# Postgres COPY staging design

This note records the next credible Postgres bulk-ingest direction for Exograph. The small `--postgres-copy` experiment that copied only `fragment_terms` did not improve indexing because Exograph currently appends many package-sized batches; COPY setup overhead dominated.
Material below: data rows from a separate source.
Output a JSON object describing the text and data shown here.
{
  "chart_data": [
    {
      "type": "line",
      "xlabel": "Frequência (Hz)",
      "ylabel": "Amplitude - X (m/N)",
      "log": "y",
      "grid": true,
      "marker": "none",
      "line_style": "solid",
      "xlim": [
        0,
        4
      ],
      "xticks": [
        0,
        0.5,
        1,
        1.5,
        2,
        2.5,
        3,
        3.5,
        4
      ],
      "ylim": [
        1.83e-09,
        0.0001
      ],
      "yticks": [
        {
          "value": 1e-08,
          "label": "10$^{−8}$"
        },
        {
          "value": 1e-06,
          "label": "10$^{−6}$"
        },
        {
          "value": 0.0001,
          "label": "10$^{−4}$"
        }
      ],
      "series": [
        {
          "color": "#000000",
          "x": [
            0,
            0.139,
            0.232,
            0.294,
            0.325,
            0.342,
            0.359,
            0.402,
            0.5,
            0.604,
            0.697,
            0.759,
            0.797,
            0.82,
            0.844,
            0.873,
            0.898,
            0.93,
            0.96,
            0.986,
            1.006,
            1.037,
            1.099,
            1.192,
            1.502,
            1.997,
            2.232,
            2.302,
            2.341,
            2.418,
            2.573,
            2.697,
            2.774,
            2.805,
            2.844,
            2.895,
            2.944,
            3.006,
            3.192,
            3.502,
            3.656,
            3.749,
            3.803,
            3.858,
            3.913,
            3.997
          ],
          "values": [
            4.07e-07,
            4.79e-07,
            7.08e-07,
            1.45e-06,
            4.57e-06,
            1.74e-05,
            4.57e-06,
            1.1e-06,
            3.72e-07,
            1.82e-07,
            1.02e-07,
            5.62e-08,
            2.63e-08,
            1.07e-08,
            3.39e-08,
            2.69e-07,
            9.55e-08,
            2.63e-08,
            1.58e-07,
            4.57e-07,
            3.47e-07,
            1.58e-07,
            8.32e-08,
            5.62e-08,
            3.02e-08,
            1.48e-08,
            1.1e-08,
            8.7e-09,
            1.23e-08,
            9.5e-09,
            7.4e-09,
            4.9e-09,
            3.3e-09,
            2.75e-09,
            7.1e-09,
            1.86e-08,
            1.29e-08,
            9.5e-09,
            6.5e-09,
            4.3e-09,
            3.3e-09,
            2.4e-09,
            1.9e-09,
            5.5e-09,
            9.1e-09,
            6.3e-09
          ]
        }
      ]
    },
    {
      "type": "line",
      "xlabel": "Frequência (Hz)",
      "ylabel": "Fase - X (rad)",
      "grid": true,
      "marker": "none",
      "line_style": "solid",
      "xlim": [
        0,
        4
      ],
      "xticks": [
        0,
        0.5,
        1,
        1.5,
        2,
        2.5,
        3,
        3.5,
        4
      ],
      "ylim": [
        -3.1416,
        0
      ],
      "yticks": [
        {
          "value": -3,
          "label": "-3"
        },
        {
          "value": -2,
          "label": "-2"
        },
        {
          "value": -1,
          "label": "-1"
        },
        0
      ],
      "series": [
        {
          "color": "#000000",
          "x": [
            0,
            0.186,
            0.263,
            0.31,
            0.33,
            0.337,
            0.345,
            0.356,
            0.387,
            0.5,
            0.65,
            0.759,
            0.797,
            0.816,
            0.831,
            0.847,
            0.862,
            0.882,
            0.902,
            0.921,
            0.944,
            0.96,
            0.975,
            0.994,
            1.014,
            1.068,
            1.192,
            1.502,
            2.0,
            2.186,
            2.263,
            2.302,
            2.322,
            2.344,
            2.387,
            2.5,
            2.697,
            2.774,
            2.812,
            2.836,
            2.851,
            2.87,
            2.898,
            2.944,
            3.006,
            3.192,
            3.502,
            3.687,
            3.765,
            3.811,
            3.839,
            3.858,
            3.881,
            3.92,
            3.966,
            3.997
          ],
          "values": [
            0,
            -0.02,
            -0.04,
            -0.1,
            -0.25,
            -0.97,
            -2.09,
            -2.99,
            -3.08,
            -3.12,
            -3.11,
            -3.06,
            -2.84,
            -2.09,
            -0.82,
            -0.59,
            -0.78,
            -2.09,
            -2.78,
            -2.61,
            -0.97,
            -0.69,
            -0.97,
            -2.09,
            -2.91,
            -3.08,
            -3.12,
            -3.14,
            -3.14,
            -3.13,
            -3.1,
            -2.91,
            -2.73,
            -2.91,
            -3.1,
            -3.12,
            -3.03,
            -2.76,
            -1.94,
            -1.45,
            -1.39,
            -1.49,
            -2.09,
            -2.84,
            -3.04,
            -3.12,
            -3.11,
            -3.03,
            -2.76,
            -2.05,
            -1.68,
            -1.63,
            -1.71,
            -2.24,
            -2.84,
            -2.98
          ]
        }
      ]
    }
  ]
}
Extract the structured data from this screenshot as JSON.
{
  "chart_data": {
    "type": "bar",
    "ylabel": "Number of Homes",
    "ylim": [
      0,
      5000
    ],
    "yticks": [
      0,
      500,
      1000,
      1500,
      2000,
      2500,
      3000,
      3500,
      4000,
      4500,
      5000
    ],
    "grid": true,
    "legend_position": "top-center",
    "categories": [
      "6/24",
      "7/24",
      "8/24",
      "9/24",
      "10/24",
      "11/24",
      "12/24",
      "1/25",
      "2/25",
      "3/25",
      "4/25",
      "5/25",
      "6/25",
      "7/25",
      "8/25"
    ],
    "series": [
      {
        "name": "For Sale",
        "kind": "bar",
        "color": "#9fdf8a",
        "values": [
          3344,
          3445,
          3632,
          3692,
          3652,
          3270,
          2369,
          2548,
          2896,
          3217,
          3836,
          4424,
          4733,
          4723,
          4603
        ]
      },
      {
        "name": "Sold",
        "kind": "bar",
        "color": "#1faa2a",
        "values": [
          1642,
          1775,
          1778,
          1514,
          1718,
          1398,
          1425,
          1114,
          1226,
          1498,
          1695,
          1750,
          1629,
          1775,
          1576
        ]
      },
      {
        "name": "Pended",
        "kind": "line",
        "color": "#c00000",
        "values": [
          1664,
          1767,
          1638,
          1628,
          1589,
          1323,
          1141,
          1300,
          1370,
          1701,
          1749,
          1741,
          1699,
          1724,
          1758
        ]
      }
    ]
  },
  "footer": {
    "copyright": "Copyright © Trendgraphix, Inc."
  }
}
A fair COPY implementation should batch across packages and load larger staging tables.

## Goals

- Preserve existing functionality and persisted data: files, fragments, ASTs, hashes, terms, facts, graph nodes, call edges, and package scope.
- Preserve upsert/conflict semantics for package versions, files, fragments, and terms.
- Keep stable IDs available before dependent rows are inserted.
- Keep query indexes deferred until after the load when `--postgres-defer-indexes` is enabled.

## Proposed pipeline

1. Create regular target tables with only required unique indexes/constraints.
2. Create temporary or unlogged staging tables for high-volume rows:
   - files
   - fragments
   - comments
   - definitions
   - references
   - graph nodes
   - call edges
   - terms
   - fragment_terms
3. Accumulate rows across many packages in memory or bounded disk-backed chunks.
4. COPY staging chunks using `COPY ... FROM STDIN`.
5. Merge dimensions first:
   - packages
   - package_versions
   - terms
   - files
   - fragments
6. Fetch generated IDs into hash maps keyed by natural keys:
   - package `(ecosystem, name)`
   - package version `(package_id, version)`
   - file `(package_version_id, sha256)`
   - fragment `content_hash`
   - term text
7. Rewrite dependent staging rows with database IDs.
8. COPY/insert fact tables in dependency order.
9. Build deferred indexes and run `ANALYZE`.

## Candidate implementation shape

Add an opt-in loader module rather than complicating ordinary per-package indexing:

```elixir
Exograph.Postgres.StagingLoader.load_packages(repo, prefix, package_rows, opts)
```

The Hex corpus task can route to it only when all of these are true:

- backend is Postgres
- `postgres_copy?: true`
- package workload is corpus-style, not ad-hoc source indexing
- staging batch size is above a threshold

## Risks

- Memory blow-up if too many package rows are accumulated.
- Duplicate handling must remain identical to current `insert_all` conflict behavior.
- Foreign-key order and ID resolution add complexity.
- Temporary/unlogged staging tables are appropriate for rebuildable local indexes, not durable ingestion guarantees.

## Recommendation

Do not extend the current row-by-row COPY helper further. The next useful implementation should be a dedicated staging loader with large batches and explicit ID-resolution phases. Until then, keep `--postgres-copy` documented as experimental and do not use it for headline benchmark claims.